Não só porque a metástase é cerebral. No caso dessa doente, as metástases não eram operáveis. Reside nisso a radicalidade da cirurgia dos cânceres: tanto o tumor primário quanto as metástases devem ser tratados. De nada adianta tirar uma parte do tumor ou deixar as metástases. Na década de 2000, quatro doentes podem bem exemplificar a importância das imagens como instrumentos para melhorar a programação cirúrgica ou contraindicar o tratamento pela cirurgia. No primeiro, o câncer do soalho da boca perfurou a mandíbula (Figura 5); na outra imagem veem-se dois doentes com câncer da tireoide: ambos tinham metástases no pescoço e no mediastino que inviabilizavam a cirurgia (Figura 7); no quarto, o tumor era tão grande que se tornou impossível determinar onde iniciara, transformando em única úlcera o terço inferior da face, lábios, língua e soalho da boca (Figura 8). Qual a cirurgia a fazer? Nenhuma! Antes dos anos 1970, sem qualquer outra possibilidade terapêutica, esses doentes eram levados à mesa de operação para cirurgias radicais que, na maioria dos casos, não prolongavam suas vidas.

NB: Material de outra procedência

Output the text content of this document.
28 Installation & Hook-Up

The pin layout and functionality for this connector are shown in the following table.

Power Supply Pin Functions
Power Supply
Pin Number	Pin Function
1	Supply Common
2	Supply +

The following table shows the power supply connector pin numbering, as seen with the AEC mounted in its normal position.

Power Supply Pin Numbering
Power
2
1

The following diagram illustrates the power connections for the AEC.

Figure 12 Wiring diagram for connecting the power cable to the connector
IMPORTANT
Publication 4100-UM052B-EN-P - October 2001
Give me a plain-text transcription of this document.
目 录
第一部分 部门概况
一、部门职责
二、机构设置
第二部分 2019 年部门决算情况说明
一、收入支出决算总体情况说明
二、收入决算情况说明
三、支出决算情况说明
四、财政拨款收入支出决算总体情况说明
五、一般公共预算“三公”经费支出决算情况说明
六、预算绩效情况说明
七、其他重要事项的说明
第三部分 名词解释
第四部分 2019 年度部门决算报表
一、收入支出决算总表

Nos anos 1970 você teria feito?

Com certeza. Voltando às mudanças, em outro curso. Tumores que pareciam grandes eram pediculados, com solução cirúrgica simples (Figura 11). Existe, portanto, o outro lado da moeda. Após os anos 1970, a união entre as melhores imagens, os extraordinários progressos da radioterpia e da quimioterapia e cirurgias mais programadas e com pressuposto da funcionalidade, evitando as retiradas desnecessárias de tecidos, possibilitaram imensa melhoria na qualidade de vida dos doentes operados. Veja as imagens pré-operatórias e o resultado pós-operatório desse doente com câncer de amígdala e metástase no linfonodo submandibular fixo à mandíbula (Figura 12 ). Não é um tumor qualquer. Não pode ser operado sem uma programação cirúrgica que envolva a serra elétrica, para seccionar a mandíbula, e o preparo do retalho deltopeitoral para reconstrução. As melhoras nas imagens não pararam na ressonância. Nos anos 1990, o PETscan (Positron Emission Tecnography) mostra metástases que são invisíveis aos olhos. O exame trabalha com a oxigenação do tecido, com átomos de oxigênio. Como os cânceres são mais vascularizados, têm mais aporte de oxigênio, a máquina detecta isso. É outra linha de imagem, diferente da ressonância magnética e da tomografia computadorizada (Figura 13). Vejam a qualidade da imagem endoscópica de um câncer da laringe (Figura 14). Esse exame é realizado no ambulatório: a fibra óptica de dois milímetros de diâmetro é introduzida pela boca, vê-se pelo monitor e se faz o laudo, em não mais de cinco minutos. No mesmo dia o doente é encaminhado para tratamento radioterápico no hospital do SUS.



E é um tratamento rápido?

Quatro ou cinco semanas, dependendo da programação da radioterapia. Então, a mesma academia que nos anos 1970 dizia "tira tudo" mudou. Diz agora: "Vamos tirar, mas preservando a função". Dito de outro modo: mantém-se a radicalidade, mas se preserva a função. Vejam como esse princípio se aplica à retirada de metástases nos linfonodos cervicais secundários de vários tipos de cânceres da boca e da laringe (Figura 15). Particularmente importante é a história clínica desse paciente. Tinha um pequeno nódulo com um centímetro de diâmetro, próximo da orelha. Um amigo médico disse que poderia retirar o nódulo no ambulatório, com anestesia local. Felizmente, o médico amigo enviou a pequena peça cirúrgica para o exame histopatológico, e o resultado mostrou um tipo de câncer normalmente agressivo, o adenocarcinoma de glândula salivar (parótida). A cirurgia teve de retirar a área de pele da incisão anterior e dissecar o nervo facial para possibilitar a retirada do tumor residual, com margem de segurança. E o cirurgião plástico traçou os retalhos da pele para recobrir a área cirúrgica exposta (Figura 16).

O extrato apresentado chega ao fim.